ZTE among China’s top five patent applicants
14 July, 2018
ZTE Corp has emerged as one of the top five leading companies in terms of patent applications in China, despite the disruptions the company has faced.
According to data from the State Intellectual Property Office, China’s second largest telecom operator registered 1,028 patents in the first half of this year.
ZTE, which signed an agreement this week with the United States to lift the near three-month ban which stopped the company buying American components, ranked in the top five behind Huawei Technologies (1,775 patents), Sinopec (1.569), Oppo (1,520) and National Grid (1,242).
The number of patents in China are expected to increase as Beijing vowed to use more resources to strengthen its tech industries because of the Sino-American trade war.
Bai Ming, a research fellow at the Chinese Academy of International Trade and Economic Cooperation, told Global Times that the motivation for innovation had not been strong in the past because China’s industrial development had relied on technology supplied by other countries.
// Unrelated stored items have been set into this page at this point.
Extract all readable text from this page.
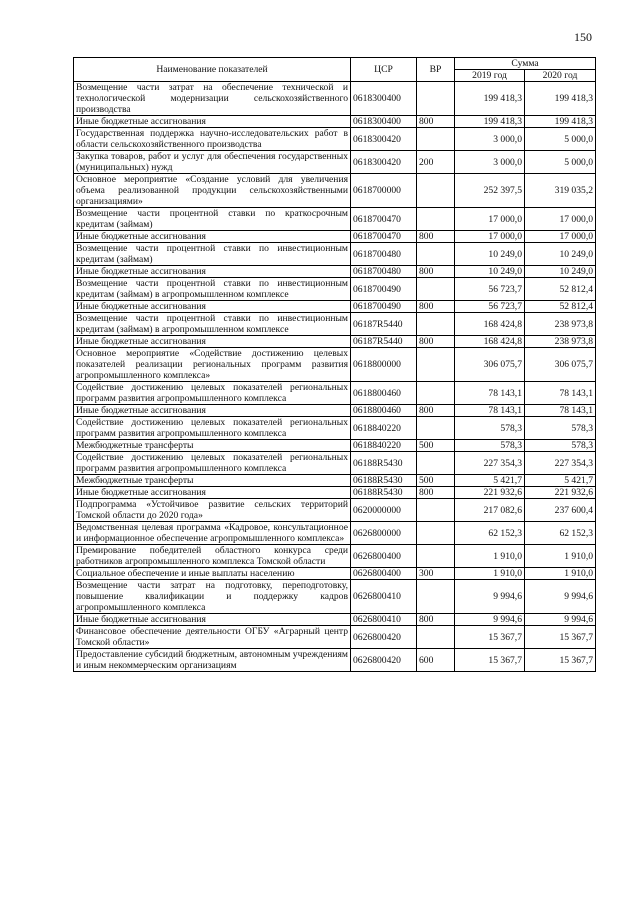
150
Наименование показателей	ЦСР	ВР	Сумма	
			2019 год	2020 год
Возмещение части затрат на обеспечение технической и технологической модернизации сельскохозяйственного производства	0618300400		199 418,3	199 418,3
Иные бюджетные ассигнования	0618300400	800	199 418,3	199 418,3
Государственная поддержка научно-исследовательских работ в области сельскохозяйственного производства	0618300420		3 000,0	5 000,0
Закупка товаров, работ и услуг для обеспечения государственных (муниципальных) нужд	0618300420	200	3 000,0	5 000,0
Основное мероприятие «Создание условий для увеличения объема реализованной продукции сельскохозяйственными организациями»	0618700000		252 397,5	319 035,2
Возмещение части процентной ставки по краткосрочным кредитам (займам)	0618700470		17 000,0	17 000,0
Иные бюджетные ассигнования	0618700470	800	17 000,0	17 000,0
Возмещение части процентной ставки по инвестиционным кредитам (займам)	0618700480		10 249,0	10 249,0
Иные бюджетные ассигнования	0618700480	800	10 249,0	10 249,0
Возмещение части процентной ставки по инвестиционным кредитам (займам) в агропромышленном комплексе	0618700490		56 723,7	52 812,4
Иные бюджетные ассигнования	0618700490	800	56 723,7	52 812,4
Возмещение части процентной ставки по инвестиционным кредитам (займам) в агропромышленном комплексе	06187R5440		168 424,8	238 973,8
Иные бюджетные ассигнования	06187R5440	800	168 424,8	238 973,8
Основное мероприятие «Содействие достижению целевых показателей реализации региональных программ развития агропромышленного комплекса»	0618800000		306 075,7	306 075,7
Содействие достижению целевых показателей региональных программ развития агропромышленного комплекса	0618800460		78 143,1	78 143,1
Иные бюджетные ассигнования	0618800460	800	78 143,1	78 143,1
Содействие достижению целевых показателей региональных программ развития агропромышленного комплекса	0618840220		578,3	578,3
Межбюджетные трансферты	0618840220	500	578,3	578,3
Содействие достижению целевых показателей региональных программ развития агропромышленного комплекса	06188R5430		227 354,3	227 354,3
Межбюджетные трансферты	06188R5430	500	5 421,7	5 421,7
Иные бюджетные ассигнования	06188R5430	800	221 932,6	221 932,6
Подпрограмма «Устойчивое развитие сельских территорий Томской области до 2020 года»	0620000000		217 082,6	237 600,4
Ведомственная целевая программа «Кадровое, консультационное и информационное обеспечение агропромышленного комплекса»	0626800000		62 152,3	62 152,3
Премирование победителей областного конкурса среди работников агропромышленного комплекса Томской области	0626800400		1 910,0	1 910,0
Социальное обеспечение и иные выплаты населению	0626800400	300	1 910,0	1 910,0
Возмещение части затрат на подготовку, переподготовку, повышение квалификации и поддержку кадров агропромышленного комплекса	0626800410		9 994,6	9 994,6
Иные бюджетные ассигнования	0626800410	800	9 994,6	9 994,6
Финансовое обеспечение деятельности ОГБУ «Аграрный центр Томской области»	0626800420		15 367,7	15 367,7
Предоставление субсидий бюджетным, автономным учреждениям и иным некоммерческим организациям	0626800420	600	15 367,7	15 367,7
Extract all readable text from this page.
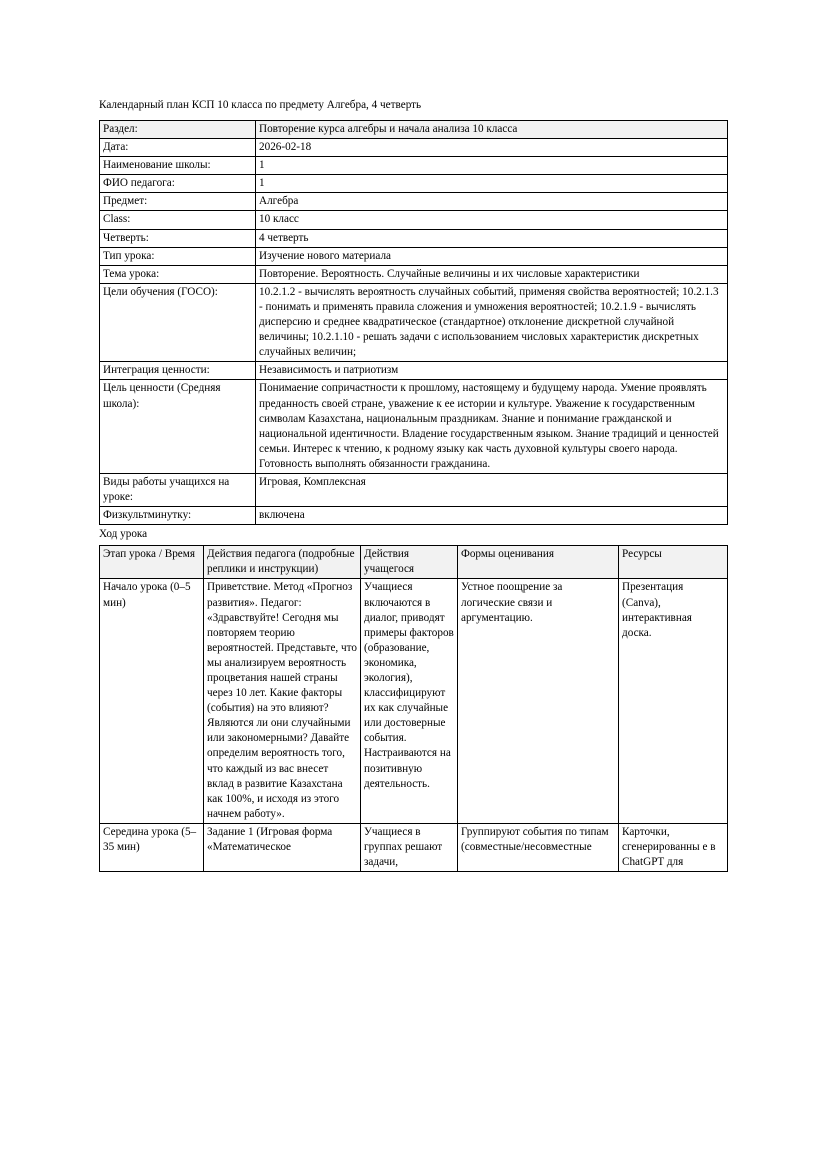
Календарный план КСП 10 класса по предмету Алгебра, 4 четверть
Раздел:	Повторение курса алгебры и начала анализа 10 класса
Дата:	2026-02-18
Наименование школы:	1
ФИО педагога:	1
Предмет:	Алгебра
Class:	10 класс
Четверть:	4 четверть
Тип урока:	Изучение нового материала
Тема урока:	Повторение. Вероятность. Случайные величины и их числовые характеристики
Цели обучения (ГОСО):	10.2.1.2 - вычислять вероятность случайных событий, применяя свойства вероятностей; 10.2.1.3 - понимать и применять правила сложения и умножения вероятностей; 10.2.1.9 - вычислять дисперсию и среднее квадратическое (стандартное) отклонение дискретной случайной величины; 10.2.1.10 - решать задачи с использованием числовых характеристик дискретных случайных величин;
Интеграция ценности:	Независимость и патриотизм
Цель ценности (Средняя школа):	Понимаение сопричастности к прошлому, настоящему и будущему народа. Умение проявлять преданность своей стране, уважение к ее истории и культуре. Уважение к государственным символам Казахстана, национальным праздникам. Знание и понимание гражданской и национальной идентичности. Владение государственным языком. Знание традиций и ценностей семьи. Интерес к чтению, к родному языку как часть духовной культуры своего народа. Готовность выполнять обязанности гражданина.
Виды работы учащихся на уроке:	Игровая, Комплексная
Физкультминутку:	включена
Ход урока
Этап урока / Время	Действия педагога (подробные реплики и инструкции)	Действия учащегося	Формы оценивания	Ресурсы
Начало урока (0–5 мин)	Приветствие. Метод «Прогноз развития». Педагог: «Здравствуйте! Сегодня мы повторяем теорию вероятностей. Представьте, что мы анализируем вероятность процветания нашей страны через 10 лет. Какие факторы (события) на это влияют? Являются ли они случайными или закономерными? Давайте определим вероятность того, что каждый из вас внесет вклад в развитие Казахстана как 100%, и исходя из этого начнем работу».	Учащиеся включаются в диалог, приводят примеры факторов (образование, экономика, экология), классифицируют их как случайные или достоверные события. Настраиваются на позитивную деятельность.	Устное поощрение за логические связи и аргументацию.	Презентация (Canva), интерактивная доска.

Середина урока (5–35 мин)	Задание 1 (Игровая форма «Математическое	Учащиеся в группах решают задачи,	Группируют события по типам (совместные/несовместные	Карточки, сгенерированны е в ChatGPT для
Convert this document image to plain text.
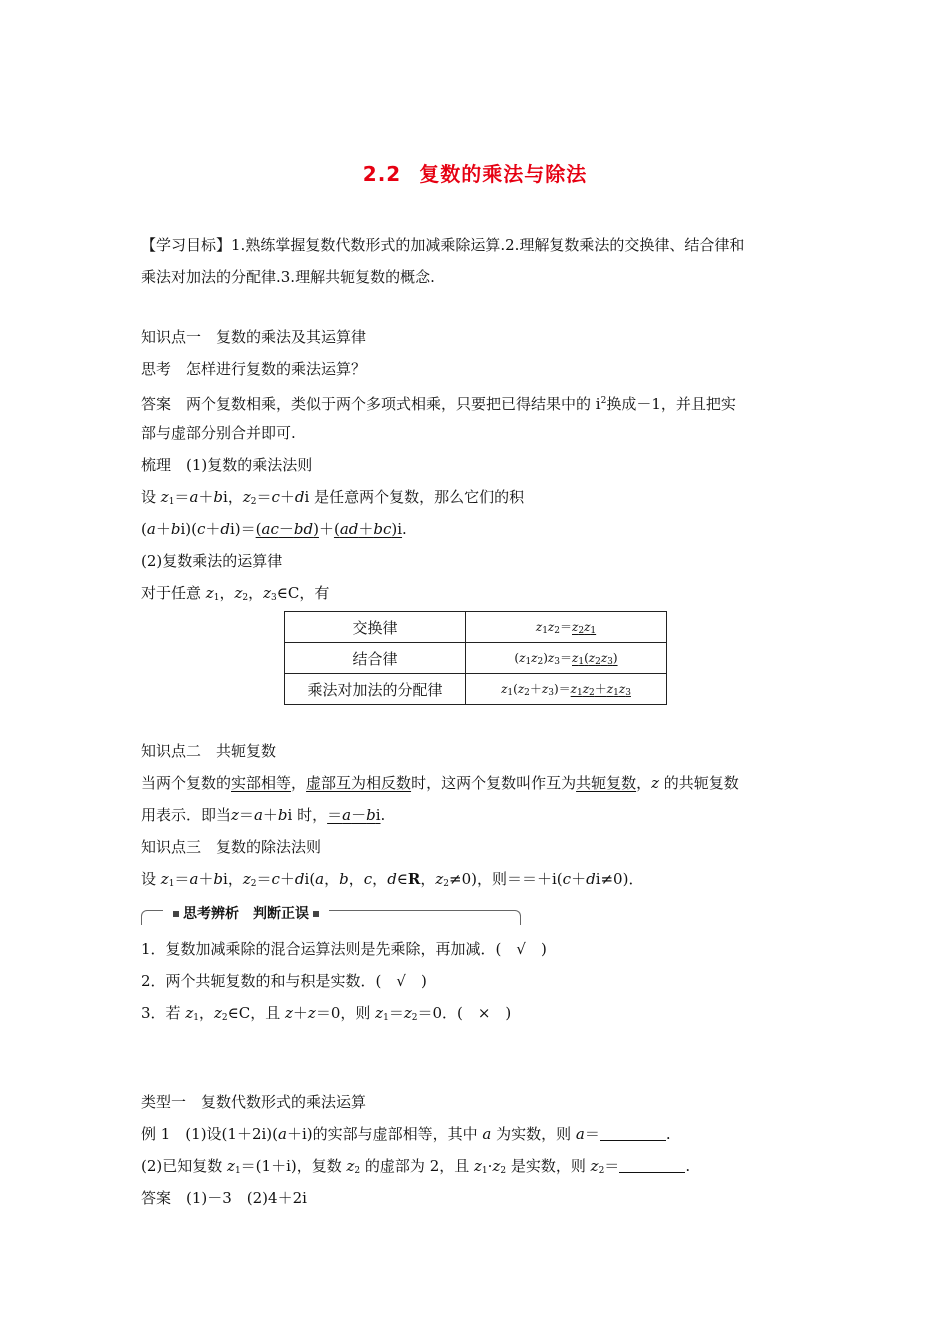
2.2 复数的乘法与除法
【学习目标】1.熟练掌握复数代数形式的加减乘除运算.2.理解复数乘法的交换律、结合律和
乘法对加法的分配律.3.理解共轭复数的概念.
知识点一　复数的乘法及其运算律
思考　怎样进行复数的乘法运算？
答案　两个复数相乘，类似于两个多项式相乘，只要把已得结果中的 $i^2$换成－1，并且把实
部与虚部分别合并即可.
梳理　(1)复数的乘法法则
设 $z_1=a+bi$，$z_2=c+di$ 是任意两个复数，那么它们的积
(a＋bi)(c＋di)＝(ac－bd)＋(ad＋bc)i.
(2)复数乘法的运算律
对于任意 $z_1$，$z_2$，$z_3\in C$，有
交换律	$z_1z_2=z_2z_1$
结合律	$(z_1z_2)z_3=z_1(z_2z_3)$
乘法对加法的分配律	$z_1(z_2+z_3)=z_1z_2+z_1z_3$
知识点二　共轭复数
当两个复数的实部相等，虚部互为相反数时，这两个复数叫作互为共轭复数，z 的共轭复数
用表示．即当z＝a＋bi 时，＝a－bi.
知识点三　复数的除法法则
设 $z_1=a+bi$，$z_2=c+di(a$，b，c，d∈R，$z_2\ne 0$)，则＝＝＋i(c＋di≠0)．
思考辨析　 判断正误
1．复数加减乘除的混合运算法则是先乘除，再加减．(　√　)
2．两个共轭复数的和与积是实数．(　√　)
3．若 $z_1$，$z_2\in C$，且 z＋z＝0，则 $z_1=z_2=0$．(　×　)
类型一　复数代数形式的乘法运算
例 1　(1)设(1＋2i)(a＋i)的实部与虚部相等，其中 a 为实数，则 a＝	.
(2)已知复数 $z_1=(1+i)$，复数 $z_2$ 的虚部为 2，且 $z_1\cdot z_2$ 是实数，则 $z_2=$	.
答案　(1)－3　(2)4＋2i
However, due to the trade war, China intends to strengthen its innovation capability, Bai said. According to the China daily, A total of 751,000 applications for patents were handled in China in the first half of 2018 as strong growth in the area continued, according to the State Intellectual Property Office. The paper added that at the end of June, China had 1.47 million registered patents, the equivalent to 10.6 patents for every 10,000 people.
For the first time, China made it into the top 20 countries in the Global Innovation Index this year. Released earlier this week, the index compiled by Cornell University, Insead and the World Intellectual Property Organization, showed China ranked No. 17 in the world ahead of Canada, Australia and Norway.
China, which was No. 22 last year, was ranked behind Singapore (No. 5), South Korea (No. 12), Japan (No. 13) and Hong Kong (No. 14). There is still a long way to go before China will catch up with the major powers in innovation and technology, but the country is making headway.